Повторяю, значит, что это правда, что такая привычка порицать и хвалить существует, но не всегда правда, что она применяется неверно. Ибо иногда случается, что это суждение справедливо; поскольку, так как человеческие дела находятся в постоянном движении, они неизбежно либо растут, либо приходят в упадок. Поэтому мы можем видеть город или провинцию, наделенную свободными установлениями каким-нибудь великим и мудрым основателем, которая некоторое время процветает благодаря его заслугам и неуклонно движется по пути совершенствования. Любой, кто родился там в то время, был бы неправ, восхваляя прошлое больше, чем настоящее, и его ошибка была бы вызвана уже отмеченными причинами. Но любой, кто родился позже в этом городе или провинции, когда пришло время для ее упадка после прежнего благоденствия, не ошибся бы, восхваляя прошлое.

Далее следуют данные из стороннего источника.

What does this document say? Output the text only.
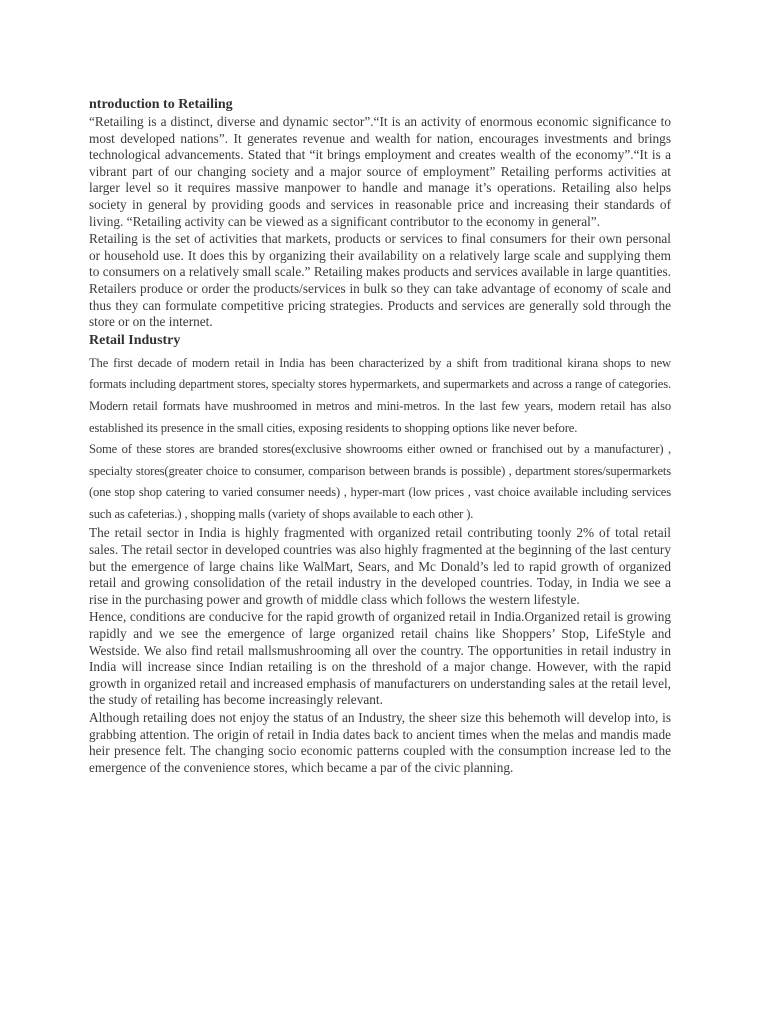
ntroduction to Retailing

“Retailing is a distinct, diverse and dynamic sector”.“It is an activity of enormous economic significance to most developed nations”. It generates revenue and wealth for nation, encourages investments and brings technological advancements. Stated that “it brings employment and creates wealth of the economy”.“It is a vibrant part of our changing society and a major source of employment” Retailing performs activities at larger level so it requires massive manpower to handle and manage it’s operations. Retailing also helps society in general by providing goods and services in reasonable price and increasing their standards of living. “Retailing activity can be viewed as a significant contributor to the economy in general”.

Retailing is the set of activities that markets, products or services to final consumers for their own personal or household use. It does this by organizing their availability on a relatively large scale and supplying them to consumers on a relatively small scale.” Retailing makes products and services available in large quantities. Retailers produce or order the products/services in bulk so they can take advantage of economy of scale and thus they can formulate competitive pricing strategies. Products and services are generally sold through the store or on the internet.

Retail Industry

The first decade of modern retail in India has been characterized by a shift from traditional kirana shops to new formats including department stores, specialty stores hypermarkets, and supermarkets and across a range of categories. Modern retail formats have mushroomed in metros and mini-metros. In the last few years, modern retail has also established its presence in the small cities, exposing residents to shopping options like never before.

Some of these stores are branded stores(exclusive showrooms either owned or franchised out by a manufacturer) , specialty stores(greater choice to consumer, comparison between brands is possible) , department stores/supermarkets (one stop shop catering to varied consumer needs) , hyper-mart (low prices , vast choice available including services such as cafeterias.) , shopping malls (variety of shops available to each other ).

The retail sector in India is highly fragmented with organized retail contributing toonly 2% of total retail sales. The retail sector in developed countries was also highly fragmented at the beginning of the last century but the emergence of large chains like WalMart, Sears, and Mc Donald’s led to rapid growth of organized retail and growing consolidation of the retail industry in the developed countries. Today, in India we see a rise in the purchasing power and growth of middle class which follows the western lifestyle.

Hence, conditions are conducive for the rapid growth of organized retail in India.Organized retail is growing rapidly and we see the emergence of large organized retail chains like Shoppers’ Stop, LifeStyle and Westside. We also find retail mallsmushrooming all over the country. The opportunities in retail industry in India will increase since Indian retailing is on the threshold of a major change. However, with the rapid growth in organized retail and increased emphasis of manufacturers on understanding sales at the retail level, the study of retailing has become increasingly relevant.

Although retailing does not enjoy the status of an Industry, the sheer size this behemoth will develop into, is grabbing attention. The origin of retail in India dates back to ancient times when the melas and mandis made heir presence felt. The changing socio economic patterns coupled with the consumption increase led to the emergence of the convenience stores, which became a par of the civic planning.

Когда я размышляю о том, как это происходит, я убеждаюсь, что мир, оставаясь неизменным, содержит в себе постоянное количество добра и зла; но это добро и это зло перемещаются из одной страны в другую, как мы знаем, что в древние времена власть переходила от одного народа к другому по мере того, как менялись нравы этих народов, при этом мир в целом оставался прежним, и единственная разница заключалась в том, что если сначала Ассирия была средоточием его доблести, то впоследствии она переместилась в Мидию, затем в Персию, пока, наконец, не перешла в Италию и Рим. И хотя после Римской империи не последовало никакой другой, которая бы устояла или в которой мир сосредоточил бы всю свою доблесть, мы тем не менее находим, что доблесть рассеяна среди многих доблестных народов, например, королевство франков, королевство турок, королевство султана и государства Германии в наши дни; и разделена в более раннее время той сектой сарацин, которые совершили столько великих деяний и обрели столь обширное владычество, уничтожив Римскую империю на Востоке.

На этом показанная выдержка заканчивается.